At any time, there is a single range of heights that the Sync Engine actively requests, which is tracked by the Sync Core. We call this the Active Range. The Active Range is parameterized by two variables `RangeStart` and `RangeEnd`, which effectively replace the `Heights` map from the existing implementation, but it can be broken up and requested by the Sync Engine in multiple segments. `RangeStart` should be greater than the local finalized block height, and `RangeEnd` should be less than or equal to the target finalized block height (more details below). The logic for updating the Active Range can be abstracted with an interface:

```golang
type ActiveRange interface {
// Update processes a range of blocks received from a Range Request
// response and updates the requestable height range.
Update(headers []flow.Header, originID flow.Identifier)

// LocalFinalizedHeight is called to notify a change in the local finalized height.
LocalFinalizedHeight(height uint64)

// TargetFinalizedHeight is called to notify a change in the target finalized height.
TargetFinalizedHeight(height uint64)

// Get returns the range of requestable block heights.
Get() chainsync.Range
}
```

There are many ways to implement this interface, but one possible approach is as follows:
* Select values for parameters `DefaultRangeSize` and `MinResponses`
* Let `PendingStart` be the first height greater than `LocalFinalizedHeight` that has been received less than `MinResponses` times
* Let `RangeStart` be equal to `LocalFinalizedHeight + 1`
* Let `RangeEnd` be the smaller of `TargetFinalizedHeight` and `PendingStart + DefaultRangeSize`

The reason we keep track of `PendingStart` is to ensure that `RangeEnd` eventually increases even if the local finalized height doesn't. This is needed to address the second last item in [Potential Problems](#potential-problems).

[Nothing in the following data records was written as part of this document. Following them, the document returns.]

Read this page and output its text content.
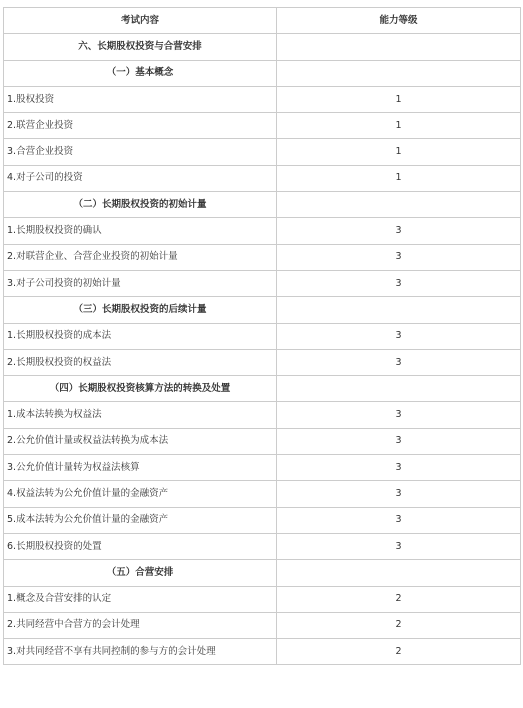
考试内容	能力等级
六、长期股权投资与合营安排	
（一）基本概念	
1.股权投资	1
2.联营企业投资	1
3.合营企业投资	1
4.对子公司的投资	1
（二）长期股权投资的初始计量	
1.长期股权投资的确认	3
2.对联营企业、合营企业投资的初始计量	3
3.对子公司投资的初始计量	3
（三）长期股权投资的后续计量	
1.长期股权投资的成本法	3
2.长期股权投资的权益法	3
（四）长期股权投资核算方法的转换及处置	
1.成本法转换为权益法	3
2.公允价值计量或权益法转换为成本法	3
3.公允价值计量转为权益法核算	3
4.权益法转为公允价值计量的金融资产	3
5.成本法转为公允价值计量的金融资产	3
6.长期股权投资的处置	3
（五）合营安排	
1.概念及合营安排的认定	2
2.共同经营中合营方的会计处理	2
3.对共同经营不享有共同控制的参与方的会计处理	2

The target finalized height represents the speculated finalized block height of the overall chain, and should reflect the Sync Height Responses that have been received while accounting for the possibility that some of these responses are malicious. Therefore, the Sync Height Response processing logic should incorporate some sort of expiration / filtering mechanism. The details of this logic can be abstracted with an interface:

```golang
type TargetFinalizedHeight interface {
// Update processes a height received from a Sync Height Response
// and updates the finalized height estimate.
Update(height uint64, originID flow.Identifier)

// Get returns the estimated finalized height of the overall chain.
Get() uint64
}
```

One possible approach is to maintain a sliding window of the most recent Sync Height Responses, and take the median of these values. This implies that the target finalized height will always lag slightly behind the true finalized height, which may or may not be a problem depending on the block finalization rate.